When I was preparing to go over to the Bow Valley Chapel, and wondering what people would say about Nevaida (Reis) Harper, my first thought was that an appropriate service for her would be a concert.
Just music.
Music from everyone who had ever been taught by her or loved her or been supported by her. A one-hour concert would have told all, I think. Maybe a two-hour concert. But who has ever had a funeral like that, though for her it would have been appropriate.
There was music at the funeral.
Her children, her in-laws, and her grandchildren sang or played the violin or the piano, concert level performances. This was a funeral for which people should have had to buy tickets. The music was “Amazing Grace”, “Going Home”, “Homeward Bound”, “Savior Redeemer of my Soul”, favourite melodies at times like this.
In the foyer there were pictures of Nevaida, a book to sign.

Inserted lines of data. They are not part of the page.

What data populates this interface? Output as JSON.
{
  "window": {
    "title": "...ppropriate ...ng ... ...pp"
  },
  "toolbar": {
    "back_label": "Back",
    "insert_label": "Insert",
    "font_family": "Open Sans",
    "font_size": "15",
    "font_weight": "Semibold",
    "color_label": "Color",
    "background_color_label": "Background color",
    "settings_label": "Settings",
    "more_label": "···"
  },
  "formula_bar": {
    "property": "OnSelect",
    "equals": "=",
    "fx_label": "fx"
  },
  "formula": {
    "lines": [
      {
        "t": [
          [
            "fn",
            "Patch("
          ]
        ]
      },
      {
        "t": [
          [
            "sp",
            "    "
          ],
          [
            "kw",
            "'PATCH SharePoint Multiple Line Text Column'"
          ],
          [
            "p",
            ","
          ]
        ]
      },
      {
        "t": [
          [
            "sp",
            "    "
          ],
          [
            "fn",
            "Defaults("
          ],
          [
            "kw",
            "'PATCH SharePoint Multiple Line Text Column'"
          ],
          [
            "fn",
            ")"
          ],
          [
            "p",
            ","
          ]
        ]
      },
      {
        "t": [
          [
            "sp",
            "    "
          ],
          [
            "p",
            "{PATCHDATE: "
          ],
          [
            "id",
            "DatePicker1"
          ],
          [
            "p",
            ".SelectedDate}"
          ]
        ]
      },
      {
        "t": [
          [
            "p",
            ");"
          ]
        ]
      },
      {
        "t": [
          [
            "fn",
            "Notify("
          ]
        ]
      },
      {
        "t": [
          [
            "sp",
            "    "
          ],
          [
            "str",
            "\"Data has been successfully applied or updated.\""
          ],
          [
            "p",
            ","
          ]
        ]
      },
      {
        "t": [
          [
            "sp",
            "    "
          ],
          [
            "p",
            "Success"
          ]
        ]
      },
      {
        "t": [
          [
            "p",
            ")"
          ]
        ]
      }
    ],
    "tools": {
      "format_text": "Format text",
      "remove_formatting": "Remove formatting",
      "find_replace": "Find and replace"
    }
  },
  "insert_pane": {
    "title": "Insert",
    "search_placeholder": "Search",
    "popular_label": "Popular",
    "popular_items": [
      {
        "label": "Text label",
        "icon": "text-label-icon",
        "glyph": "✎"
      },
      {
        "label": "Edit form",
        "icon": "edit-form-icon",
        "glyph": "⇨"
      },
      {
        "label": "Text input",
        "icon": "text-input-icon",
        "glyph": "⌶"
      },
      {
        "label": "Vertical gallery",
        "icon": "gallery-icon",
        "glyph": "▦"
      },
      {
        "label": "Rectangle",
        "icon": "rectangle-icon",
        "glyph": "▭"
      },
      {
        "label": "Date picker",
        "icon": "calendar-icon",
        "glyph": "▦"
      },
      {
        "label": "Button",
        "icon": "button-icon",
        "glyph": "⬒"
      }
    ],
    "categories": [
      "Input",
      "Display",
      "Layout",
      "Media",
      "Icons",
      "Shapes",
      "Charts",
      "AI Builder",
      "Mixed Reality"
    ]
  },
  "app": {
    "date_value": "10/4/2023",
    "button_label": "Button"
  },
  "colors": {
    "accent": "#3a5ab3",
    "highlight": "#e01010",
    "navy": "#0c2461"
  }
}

Andrea and Doug Hudson stood by the door of the chapel, one just inside and one outside the door, shaking people’s hands and thanking them for coming. Doug took both of his hands and held them and said, “These are so cold. Did you walk over? We have to warm these up.”
Andrea said to me, “My memories of you are having you at the front of the chapel, doing music.” That was a warm way of welcoming me to the service.
At 2:30 pm before anyone said a word from the pulpit, Andrea and Kendra (her daughter) Hudson stood at the front and performed “Amazing Grace”, one singing and the other playing the violin, a mellifluous arrangement, haunting with dissonance.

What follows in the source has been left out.